Ben de birçok genç gibi ehliyetsiz araç kullandım, arabayı yıkadıktan sonra kapının önünde ileri geri yapardım, komşu babama söylemiş, bir kere uyardı o kadar. Yani babam aferim oğlum iyi yapıyorsun, al anahtarı git bir iki tur at falan demedi, sadece ehliyetini al ondan sonra yedek anahtarları cebine koy dedi. Bir arkadaşının kızı viteste olan aracın marşına basınca araba önünde oynayan komşu çocuğa çarparak yaralanmasına neden oldu, 40 yıllık komşuları davacı olunca 17 yaşındaki genç kız nöbetçi mahkeme tarafından ehliyetsiz araç kullanmaktan tutuklandı, o olay bize de iyi bir ders olmuştu (o zamanlar CMUK falan yoktu). Tamam küçük kardeşimiz bir çok ehliyetli kişiden daha güzel araba kullanabilir, ama Allah korusun bir kazaya karıştığı zaman şartlar ne olursa olsun haklı bile olsa suç onun üzerine yıkılır. Bir genci suçtan korumak ayrıdır, adeta teşvik etmek ayrıdır, ben öncelikle teşvik edilmesi olayına karşıyım.

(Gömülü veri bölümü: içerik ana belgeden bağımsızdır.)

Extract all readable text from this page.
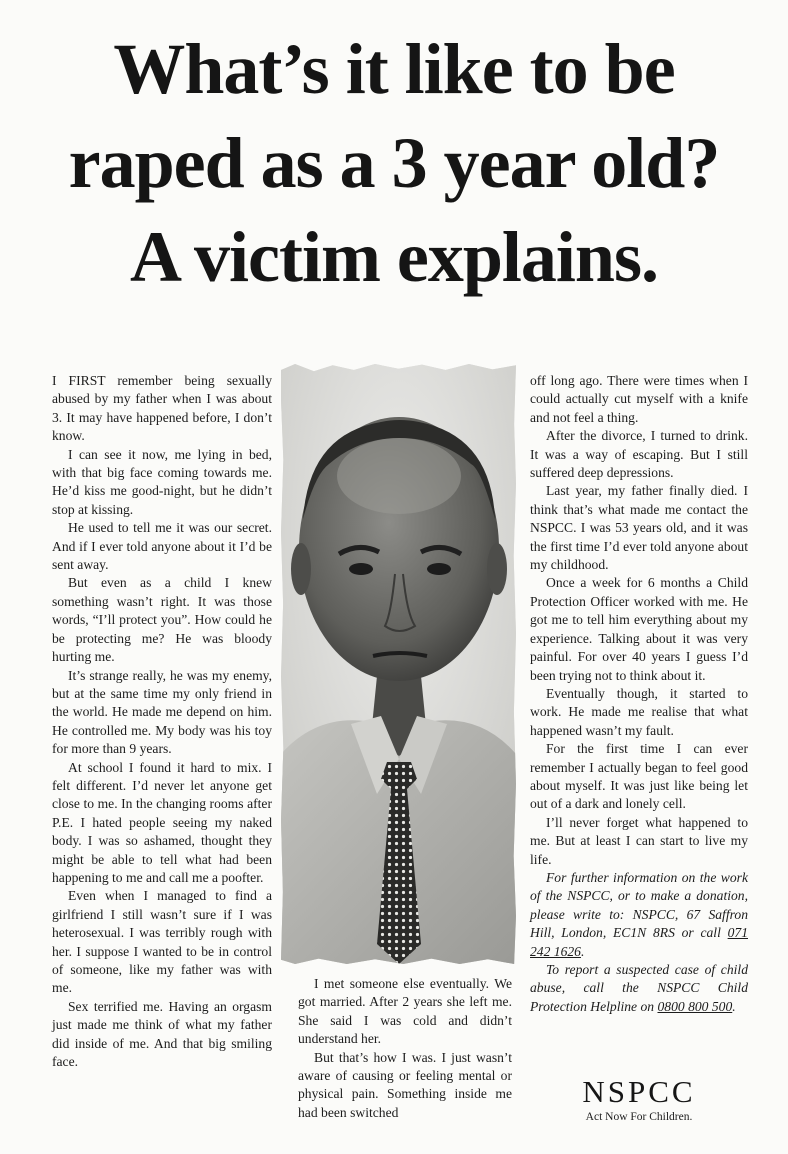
What’s it like to be
raped as a 3 year old?
A victim explains.

I FIRST remember being sexually abused by my father when I was about 3. It may have happened before, I don’t know.

I can see it now, me lying in bed, with that big face coming towards me. He’d kiss me good-night, but he didn’t stop at kissing.

He used to tell me it was our secret. And if I ever told anyone about it I’d be sent away.

But even as a child I knew something wasn’t right. It was those words, “I’ll protect you”. How could he be protecting me? He was bloody hurting me.

It’s strange really, he was my enemy, but at the same time my only friend in the world. He made me depend on him. He controlled me. My body was his toy for more than 9 years.

At school I found it hard to mix. I felt different. I’d never let anyone get close to me. In the changing rooms after P.E. I hated people seeing my naked body. I was so ashamed, thought they might be able to tell what had been happening to me and call me a poofter.

Even when I managed to find a girlfriend I still wasn’t sure if I was heterosexual. I was terribly rough with her. I suppose I wanted to be in control of someone, like my father was with me.

Sex terrified me. Having an orgasm just made me think of what my father did inside of me. And that big smiling face.

I met someone else eventually. We got married. After 2 years she left me. She said I was cold and didn’t understand her.

But that’s how I was. I just wasn’t aware of causing or feeling mental or physical pain. Something inside me had been switched

off long ago. There were times when I could actually cut myself with a knife and not feel a thing.

After the divorce, I turned to drink. It was a way of escaping. But I still suffered deep depressions.

Last year, my father finally died. I think that’s what made me contact the NSPCC. I was 53 years old, and it was the first time I’d ever told anyone about my childhood.

Once a week for 6 months a Child Protection Officer worked with me. He got me to tell him everything about my experience. Talking about it was very painful. For over 40 years I guess I’d been trying not to think about it.

Eventually though, it started to work. He made me realise that what happened wasn’t my fault.

For the first time I can ever remember I actually began to feel good about myself. It was just like being let out of a dark and lonely cell.

I’ll never forget what happened to me. But at least I can start to live my life.

For further information on the work of the NSPCC, or to make a donation, please write to: NSPCC, 67 Saffron Hill, London, EC1N 8RS or call 071 242 1626.

To report a suspected case of child abuse, call the NSPCC Child Protection Helpline on 0800 800 500.

NSPCC
Act Now For Children.
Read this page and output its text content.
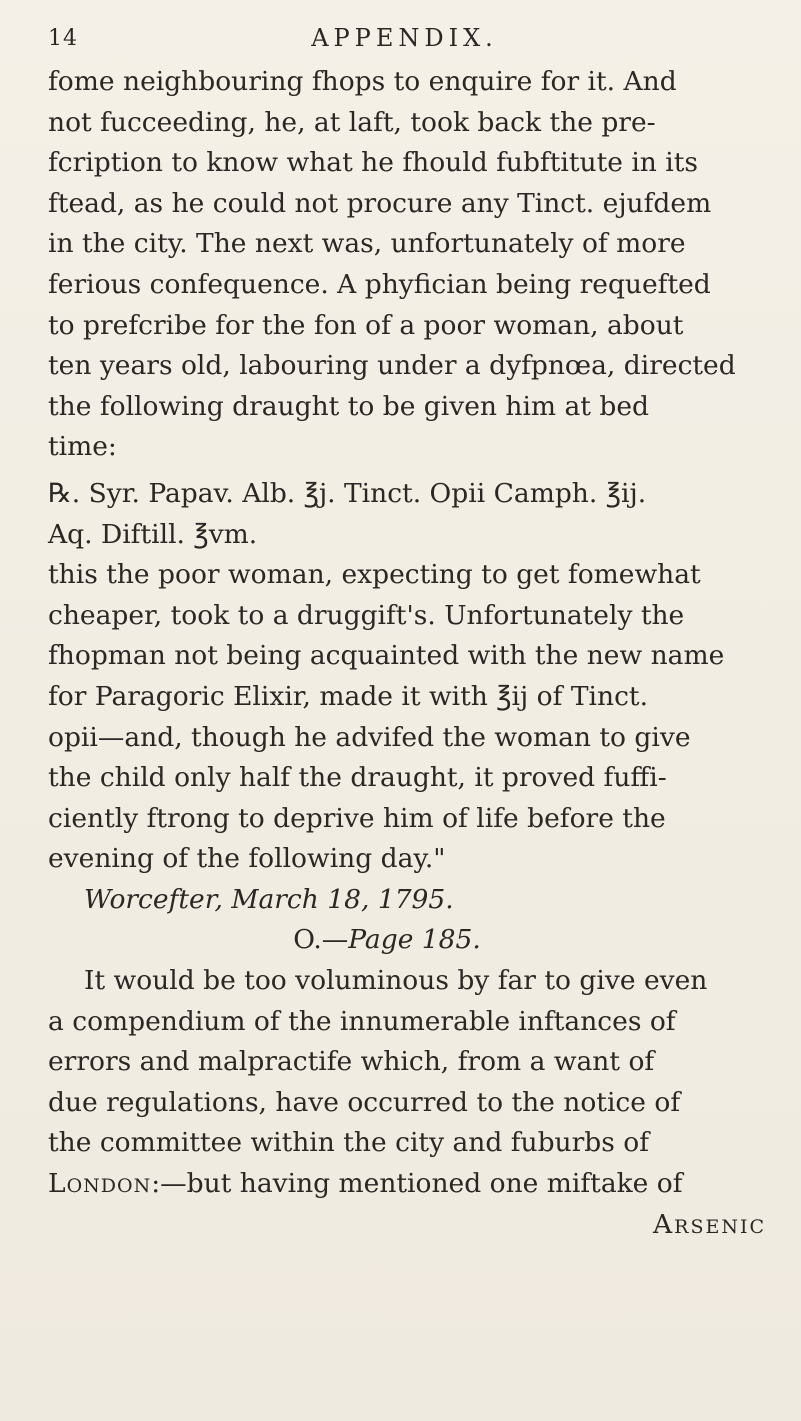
14	APPENDIX.
fome neighbouring fhops to enquire for it. And
not fucceeding, he, at laft, took back the pre-
fcription to know what he fhould fubftitute in its
ftead, as he could not procure any Tinct. ejufdem
in the city. The next was, unfortunately of more
ferious confequence. A phyfician being requefted
to prefcribe for the fon of a poor woman, about
ten years old, labouring under a dyfpnœa, directed
the following draught to be given him at bed
time:
℞. Syr. Papav. Alb. ℥j. Tinct. Opii Camph. ℥ij.
Aq. Diftill. ℥vm.
this the poor woman, expecting to get fomewhat
cheaper, took to a druggift's. Unfortunately the
fhopman not being acquainted with the new name
for Paragoric Elixir, made it with ℥ij of Tinct.
opii—and, though he advifed the woman to give
the child only half the draught, it proved fuffi-
ciently ftrong to deprive him of life before the
evening of the following day."
Worcefter, March 18, 1795.
O.—Page 185.
It would be too voluminous by far to give even
a compendium of the innumerable inftances of
errors and malpractife which, from a want of
due regulations, have occurred to the notice of
the committee within the city and fuburbs of
London:—but having mentioned one miftake of
Arsenic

Hatırlarsanız bayramda Zonguldak polisi küçük bir çocuğu araç kullanırken yakaladı, babasının savunması ise evlere şenlikti "bayram günü çocuğun hevesini kırmak istemedim" , çocuklarımızın hevesi kırılmasın diye her dediklerini yapmamız mı gerekir?
 
Doğru şartlar önemli.Yazıma dikkat ederseniz ''trafiğin en düşük olduğu yerler'' den bahsediyorum.Çocukların oyun oynadığı yerler gibi değil.Örneğin ben yeğenime istanbul içinde imkan bulamadığım için önce karting kursunda ufak arabalarla kullanmaya başlamasını önerdim ve destek oldum.En azından direksiyon nedir gaz nedir fren nedir onları öğrendi.Daha sonra bir firmanın büyük otoparkında (firma dışı araçlara kapalı) ve şirket binasının etrafında hafta sonları büyük arabayı nasıl kullanacağını öğrettim.Daha sonra düşük yoğunluklu trafikte araçlara alışmasını sağladım ve peşinden yoğun trafiğe soktum.Şu anda çok güzel şekilde araç kullanıyor.Çok kişiye de taş çıakrtıyor.Çünkü direk şehir yada mahalle trafiğine sokup beyninde stres oluşmasını engelledim.Ama daha arabanın ne olduğunu bilmeyen birine anahtar verip çalıştır yavrum derseniz sonuçları kestiremezsiniz.Ehliyet sadece aracı kullanma belgesidir.Halen daha aynayı kullanmayı bilmeyen sinyal kolunu unutan hatta karşısından kamyon gelirken sadece ona odaklanıp ya o kamyonun altına giren yada arabayı yoldan dışarı atan sürücüler dolu.Bir anne baba çocuğunu teşvik edebilir.Ama bu teşvik te doğru olmalıdır, doğru yönlendirmeyle olmalıdır.Örneğin benim yeğenime dediğim gibi arabayı kaçırıp arkadaşlarınla gezersen seni arabamı çaldı diye polise şikayet ederim derseniz ve ciddi olduğunuzu görürse teşvik ettiğiniz kişinin pekte araba kaçıracağını düşünmüyorum.Şu bir gerçek ki, son 13-14 senedir ehliyetin sadece polisten ceza almada geçme belgesi olduğunu düşünüyorum.Çünkü trafikteki ehliyetli sürücülerin yarısının sürüş kabiliyeti malesef acınacak seviyede.
 
Ben kendi adıma 18 yaşına kadar direksiyona oturmadım.. Babamın bi felsefesi vardı nasıl öğrenirsen öğle gider.. İlk olarak doğrusunu öğren sonra nasıl istersen öyle yap sorumluluk sana ait. Bunun birde avantajı var eğer birisi hiç araç kullanmadıysa cesaret edip babasının arabasını kaçıramıyor. Örnek ben.. Kaç arkadaşım varsa 18 inden önce araç kullanan hepsinin mutlaka arabayı izinsiz kaçırmışlığı var. Allah yardım etti çoğu ufak tefek şeylerle atlattı en fazla..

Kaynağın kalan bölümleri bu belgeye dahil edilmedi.